2. Cancer Registration and Statistic Branch, National Cancer Control Institute, National Cancer Center, Goyang, Republic of Korea.
3. Division of Health and Nutrition Survey, Centers for Disease Control and Prevention, Cheongju, Republic of Korea.
4. Department of Cancer Control and Population Health, National Cancer Center Graduate School of Cancer Science and Policy, National Cancer Center, Goyang, Korea.
5. Center for lung Cancer, National Cancer Center, Goyang, Republic of Korea.
* The first two authors contributed equally to this study.
Objective: Although previous studies suggest that previous pulmonary tuberculosis was associated with increased risk of lung cancer. It remains controversial whether pulmonary tuberculosis is a risk factor for lung cancer. Our study was aimed to examine the association between pulmonary tuberculosis and lung cancer risk in Korean.

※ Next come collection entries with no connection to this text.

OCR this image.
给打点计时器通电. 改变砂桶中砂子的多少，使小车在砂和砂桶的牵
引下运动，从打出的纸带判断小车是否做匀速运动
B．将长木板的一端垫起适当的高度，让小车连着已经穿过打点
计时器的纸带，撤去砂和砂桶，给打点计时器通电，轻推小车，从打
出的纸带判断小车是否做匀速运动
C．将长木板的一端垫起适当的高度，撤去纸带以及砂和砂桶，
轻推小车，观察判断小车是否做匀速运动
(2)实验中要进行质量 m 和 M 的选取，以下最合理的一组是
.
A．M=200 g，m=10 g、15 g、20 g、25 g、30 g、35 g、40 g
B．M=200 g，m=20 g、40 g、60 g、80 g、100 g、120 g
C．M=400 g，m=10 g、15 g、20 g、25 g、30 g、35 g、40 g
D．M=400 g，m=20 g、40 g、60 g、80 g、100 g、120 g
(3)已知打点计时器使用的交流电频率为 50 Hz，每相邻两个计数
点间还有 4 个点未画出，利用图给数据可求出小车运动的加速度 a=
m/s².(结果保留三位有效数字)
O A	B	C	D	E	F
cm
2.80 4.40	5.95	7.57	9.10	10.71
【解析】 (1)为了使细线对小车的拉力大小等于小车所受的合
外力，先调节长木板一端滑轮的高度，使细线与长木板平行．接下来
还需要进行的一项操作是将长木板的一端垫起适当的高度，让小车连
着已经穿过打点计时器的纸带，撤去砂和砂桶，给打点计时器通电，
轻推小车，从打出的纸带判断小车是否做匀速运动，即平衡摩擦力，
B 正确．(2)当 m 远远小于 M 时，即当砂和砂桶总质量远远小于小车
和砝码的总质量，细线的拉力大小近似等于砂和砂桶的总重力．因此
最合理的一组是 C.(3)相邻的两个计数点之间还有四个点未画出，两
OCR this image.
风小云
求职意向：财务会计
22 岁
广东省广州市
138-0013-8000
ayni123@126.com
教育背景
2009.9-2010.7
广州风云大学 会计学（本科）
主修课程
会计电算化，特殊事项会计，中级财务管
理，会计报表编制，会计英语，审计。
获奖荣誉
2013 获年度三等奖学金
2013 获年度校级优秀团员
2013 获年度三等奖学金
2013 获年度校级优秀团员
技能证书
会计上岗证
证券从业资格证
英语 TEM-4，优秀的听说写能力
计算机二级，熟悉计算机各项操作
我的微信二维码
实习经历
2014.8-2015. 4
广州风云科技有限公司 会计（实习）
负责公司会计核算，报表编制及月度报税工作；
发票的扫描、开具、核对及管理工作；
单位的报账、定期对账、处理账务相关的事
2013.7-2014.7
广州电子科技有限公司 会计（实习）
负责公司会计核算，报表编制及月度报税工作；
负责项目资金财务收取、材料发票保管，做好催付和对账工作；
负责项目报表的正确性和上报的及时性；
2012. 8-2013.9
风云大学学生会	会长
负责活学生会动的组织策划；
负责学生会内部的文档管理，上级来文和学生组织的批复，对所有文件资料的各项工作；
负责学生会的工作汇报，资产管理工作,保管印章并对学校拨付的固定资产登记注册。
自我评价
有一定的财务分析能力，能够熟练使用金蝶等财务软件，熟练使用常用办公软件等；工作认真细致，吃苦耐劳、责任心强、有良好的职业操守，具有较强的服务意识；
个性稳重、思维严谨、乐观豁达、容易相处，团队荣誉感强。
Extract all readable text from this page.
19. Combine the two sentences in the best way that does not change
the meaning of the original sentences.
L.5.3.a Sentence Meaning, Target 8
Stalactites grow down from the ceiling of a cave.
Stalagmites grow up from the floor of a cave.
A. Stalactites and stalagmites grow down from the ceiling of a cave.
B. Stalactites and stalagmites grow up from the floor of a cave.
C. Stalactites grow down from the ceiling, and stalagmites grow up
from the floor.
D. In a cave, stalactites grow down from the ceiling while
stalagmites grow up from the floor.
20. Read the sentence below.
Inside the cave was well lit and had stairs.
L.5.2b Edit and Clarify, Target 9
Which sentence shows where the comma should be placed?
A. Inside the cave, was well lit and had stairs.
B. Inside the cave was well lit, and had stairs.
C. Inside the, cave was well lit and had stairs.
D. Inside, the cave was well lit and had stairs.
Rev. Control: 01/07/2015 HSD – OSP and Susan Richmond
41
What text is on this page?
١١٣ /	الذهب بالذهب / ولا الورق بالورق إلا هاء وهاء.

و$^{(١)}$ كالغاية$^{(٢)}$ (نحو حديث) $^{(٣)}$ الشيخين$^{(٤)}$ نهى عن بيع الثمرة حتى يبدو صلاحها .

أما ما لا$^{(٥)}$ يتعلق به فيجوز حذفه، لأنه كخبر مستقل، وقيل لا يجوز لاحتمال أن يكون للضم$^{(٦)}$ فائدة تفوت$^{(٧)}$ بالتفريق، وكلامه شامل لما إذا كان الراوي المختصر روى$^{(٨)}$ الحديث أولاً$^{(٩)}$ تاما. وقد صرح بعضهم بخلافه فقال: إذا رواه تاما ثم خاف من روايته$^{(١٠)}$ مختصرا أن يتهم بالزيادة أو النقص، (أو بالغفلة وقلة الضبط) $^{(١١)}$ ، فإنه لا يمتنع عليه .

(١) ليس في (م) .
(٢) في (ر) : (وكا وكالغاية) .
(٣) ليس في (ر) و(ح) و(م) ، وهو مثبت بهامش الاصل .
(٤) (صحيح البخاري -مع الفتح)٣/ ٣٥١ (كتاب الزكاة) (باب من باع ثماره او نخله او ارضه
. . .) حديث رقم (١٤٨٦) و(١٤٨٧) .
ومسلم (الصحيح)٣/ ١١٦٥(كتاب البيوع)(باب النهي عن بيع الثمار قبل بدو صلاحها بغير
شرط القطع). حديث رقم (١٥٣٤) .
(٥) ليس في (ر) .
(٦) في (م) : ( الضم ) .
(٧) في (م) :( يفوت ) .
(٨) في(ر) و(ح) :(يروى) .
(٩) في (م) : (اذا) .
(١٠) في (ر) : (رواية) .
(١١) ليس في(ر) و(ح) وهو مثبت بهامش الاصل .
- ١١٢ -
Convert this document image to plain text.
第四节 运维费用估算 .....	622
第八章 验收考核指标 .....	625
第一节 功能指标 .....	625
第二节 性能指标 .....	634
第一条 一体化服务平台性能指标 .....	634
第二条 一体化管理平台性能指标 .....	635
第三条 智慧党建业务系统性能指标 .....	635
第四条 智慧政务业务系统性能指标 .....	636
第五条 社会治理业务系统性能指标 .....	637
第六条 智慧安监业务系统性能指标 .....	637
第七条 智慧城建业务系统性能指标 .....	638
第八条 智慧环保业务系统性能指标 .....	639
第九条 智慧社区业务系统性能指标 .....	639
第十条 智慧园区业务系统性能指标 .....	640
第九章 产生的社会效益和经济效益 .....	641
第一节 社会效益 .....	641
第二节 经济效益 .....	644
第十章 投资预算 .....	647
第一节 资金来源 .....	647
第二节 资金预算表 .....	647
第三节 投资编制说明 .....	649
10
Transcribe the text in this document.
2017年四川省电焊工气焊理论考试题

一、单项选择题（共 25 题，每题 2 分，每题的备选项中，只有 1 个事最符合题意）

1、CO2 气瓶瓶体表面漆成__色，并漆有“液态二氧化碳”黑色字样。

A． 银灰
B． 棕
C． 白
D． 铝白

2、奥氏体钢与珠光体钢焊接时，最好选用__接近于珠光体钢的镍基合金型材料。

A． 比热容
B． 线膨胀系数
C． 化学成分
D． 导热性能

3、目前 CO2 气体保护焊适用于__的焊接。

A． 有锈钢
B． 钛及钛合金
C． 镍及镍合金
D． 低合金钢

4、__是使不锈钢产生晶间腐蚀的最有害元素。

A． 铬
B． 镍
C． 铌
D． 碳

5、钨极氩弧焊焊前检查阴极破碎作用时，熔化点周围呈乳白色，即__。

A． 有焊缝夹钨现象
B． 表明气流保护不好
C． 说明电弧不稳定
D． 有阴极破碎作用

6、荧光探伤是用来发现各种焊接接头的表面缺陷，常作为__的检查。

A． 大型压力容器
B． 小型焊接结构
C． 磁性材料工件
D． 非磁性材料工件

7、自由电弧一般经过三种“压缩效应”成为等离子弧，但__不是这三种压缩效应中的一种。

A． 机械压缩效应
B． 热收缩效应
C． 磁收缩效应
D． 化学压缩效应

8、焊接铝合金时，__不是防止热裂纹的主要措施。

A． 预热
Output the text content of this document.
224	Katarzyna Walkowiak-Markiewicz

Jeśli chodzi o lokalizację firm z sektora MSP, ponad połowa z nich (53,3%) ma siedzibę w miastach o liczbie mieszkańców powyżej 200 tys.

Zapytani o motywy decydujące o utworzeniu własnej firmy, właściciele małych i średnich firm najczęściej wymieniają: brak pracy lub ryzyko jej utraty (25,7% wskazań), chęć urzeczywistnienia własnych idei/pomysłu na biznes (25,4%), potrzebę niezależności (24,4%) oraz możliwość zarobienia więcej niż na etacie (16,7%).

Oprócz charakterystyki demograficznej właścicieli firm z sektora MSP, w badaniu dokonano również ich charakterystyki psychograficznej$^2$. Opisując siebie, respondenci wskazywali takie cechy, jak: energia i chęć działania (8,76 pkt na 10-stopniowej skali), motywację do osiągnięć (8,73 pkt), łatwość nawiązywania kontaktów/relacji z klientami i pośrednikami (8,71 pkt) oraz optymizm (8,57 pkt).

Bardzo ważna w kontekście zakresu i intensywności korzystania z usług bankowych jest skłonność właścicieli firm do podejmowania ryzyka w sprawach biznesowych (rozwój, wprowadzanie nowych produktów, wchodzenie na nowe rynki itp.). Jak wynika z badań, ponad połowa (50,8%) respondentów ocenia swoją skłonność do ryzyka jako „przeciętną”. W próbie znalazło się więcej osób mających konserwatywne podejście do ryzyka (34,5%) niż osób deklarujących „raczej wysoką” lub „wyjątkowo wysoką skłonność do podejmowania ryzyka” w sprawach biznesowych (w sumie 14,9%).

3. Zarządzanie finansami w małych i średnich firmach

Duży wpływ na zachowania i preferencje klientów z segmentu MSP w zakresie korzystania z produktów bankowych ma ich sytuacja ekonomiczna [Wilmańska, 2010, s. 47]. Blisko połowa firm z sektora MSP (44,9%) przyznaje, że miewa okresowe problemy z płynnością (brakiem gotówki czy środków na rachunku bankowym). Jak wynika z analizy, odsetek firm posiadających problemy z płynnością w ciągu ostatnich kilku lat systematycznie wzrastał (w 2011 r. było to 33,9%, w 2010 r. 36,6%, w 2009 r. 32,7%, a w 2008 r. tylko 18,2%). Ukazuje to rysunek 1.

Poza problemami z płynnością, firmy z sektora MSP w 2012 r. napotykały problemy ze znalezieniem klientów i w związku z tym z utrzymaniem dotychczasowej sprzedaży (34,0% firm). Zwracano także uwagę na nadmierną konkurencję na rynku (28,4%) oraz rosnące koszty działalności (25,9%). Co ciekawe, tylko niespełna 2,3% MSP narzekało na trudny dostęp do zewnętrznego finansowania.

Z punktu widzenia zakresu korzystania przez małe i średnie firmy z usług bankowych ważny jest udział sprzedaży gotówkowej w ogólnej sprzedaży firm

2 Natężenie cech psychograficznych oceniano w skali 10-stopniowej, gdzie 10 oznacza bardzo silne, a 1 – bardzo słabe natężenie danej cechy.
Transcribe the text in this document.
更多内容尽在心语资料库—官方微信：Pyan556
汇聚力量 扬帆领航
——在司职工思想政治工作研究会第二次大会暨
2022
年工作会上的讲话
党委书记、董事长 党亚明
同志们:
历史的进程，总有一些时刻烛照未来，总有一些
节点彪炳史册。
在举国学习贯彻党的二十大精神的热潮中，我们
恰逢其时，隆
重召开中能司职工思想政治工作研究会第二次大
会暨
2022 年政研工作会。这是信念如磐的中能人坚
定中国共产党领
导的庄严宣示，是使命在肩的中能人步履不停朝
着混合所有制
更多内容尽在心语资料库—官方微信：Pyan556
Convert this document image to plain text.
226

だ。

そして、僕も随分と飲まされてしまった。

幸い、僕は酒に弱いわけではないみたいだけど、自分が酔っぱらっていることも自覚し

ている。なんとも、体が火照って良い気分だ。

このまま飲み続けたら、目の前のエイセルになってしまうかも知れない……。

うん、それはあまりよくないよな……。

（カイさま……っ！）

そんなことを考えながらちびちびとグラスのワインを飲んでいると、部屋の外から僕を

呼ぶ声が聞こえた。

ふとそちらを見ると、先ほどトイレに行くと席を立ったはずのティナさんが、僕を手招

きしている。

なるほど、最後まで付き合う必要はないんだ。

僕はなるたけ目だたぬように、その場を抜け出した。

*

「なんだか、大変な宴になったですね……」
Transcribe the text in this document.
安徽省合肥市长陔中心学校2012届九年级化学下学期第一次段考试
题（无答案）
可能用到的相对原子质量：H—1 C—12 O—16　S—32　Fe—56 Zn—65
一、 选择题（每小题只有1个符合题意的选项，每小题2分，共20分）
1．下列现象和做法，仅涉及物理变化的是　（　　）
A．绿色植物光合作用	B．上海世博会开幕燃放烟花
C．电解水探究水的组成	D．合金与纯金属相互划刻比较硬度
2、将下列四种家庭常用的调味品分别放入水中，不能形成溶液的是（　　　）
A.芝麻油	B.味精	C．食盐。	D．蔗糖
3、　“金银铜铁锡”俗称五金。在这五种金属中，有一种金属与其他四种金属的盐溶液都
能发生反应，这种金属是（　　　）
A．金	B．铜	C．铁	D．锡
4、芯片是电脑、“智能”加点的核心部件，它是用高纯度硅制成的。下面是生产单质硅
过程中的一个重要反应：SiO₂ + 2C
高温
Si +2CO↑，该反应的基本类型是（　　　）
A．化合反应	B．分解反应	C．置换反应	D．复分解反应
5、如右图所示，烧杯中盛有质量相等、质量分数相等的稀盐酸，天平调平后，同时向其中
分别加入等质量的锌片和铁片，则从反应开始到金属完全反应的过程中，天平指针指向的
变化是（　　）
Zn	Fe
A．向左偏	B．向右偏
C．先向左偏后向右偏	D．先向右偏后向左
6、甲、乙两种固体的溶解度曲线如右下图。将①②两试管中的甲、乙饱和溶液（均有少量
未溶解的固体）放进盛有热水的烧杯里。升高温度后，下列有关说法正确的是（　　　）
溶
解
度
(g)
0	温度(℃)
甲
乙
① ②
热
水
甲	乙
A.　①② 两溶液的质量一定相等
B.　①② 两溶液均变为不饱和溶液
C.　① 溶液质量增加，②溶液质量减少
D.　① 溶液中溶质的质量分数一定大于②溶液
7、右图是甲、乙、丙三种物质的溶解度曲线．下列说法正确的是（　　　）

Methods: The Korean National Health and Nutrition Examination Survey database was linked with the Korean National Cancer Incidence Database to examine the occurrence of pulmonary tuberculosis and lung cancer. The linked databases were also merged with causes of death database of Statistics Korea. The Cox-proportional hazards model was used to estimates the hazard risk of lung cancer for Korean adults aged ≥40 years with pulmonary tuberculosis.
Results: Of 20,252 total participants, 2,640 (13.0%) had old pulmonary tuberculosis (a medical history of pulmonary tuberculosis or radiologically inactive tuberculosis). After adjusting for all covariates, the hazard ratio of lung cancer among patients with old pulmonary tuberculosis was 3.24 (95% CI, 1.87‒5.62) compared to the control group. According to smoking status, the hazard ratios of lung cancer for never smokers, ex-smokers, and current smokers among participants with old pulmonary tuberculosis were 3.52 (95% CI, 1.17‒10.63), 2.16 (95% CI, 0.89‒5.24), and 3.71 (95% CI, 1.49‒9.22) compared to the control group, respectively.
Conclusions: Korean adults with old pulmonary tuberculosis have a higher risk of lung cancer, compared to general population without pulmonary tuberculosis.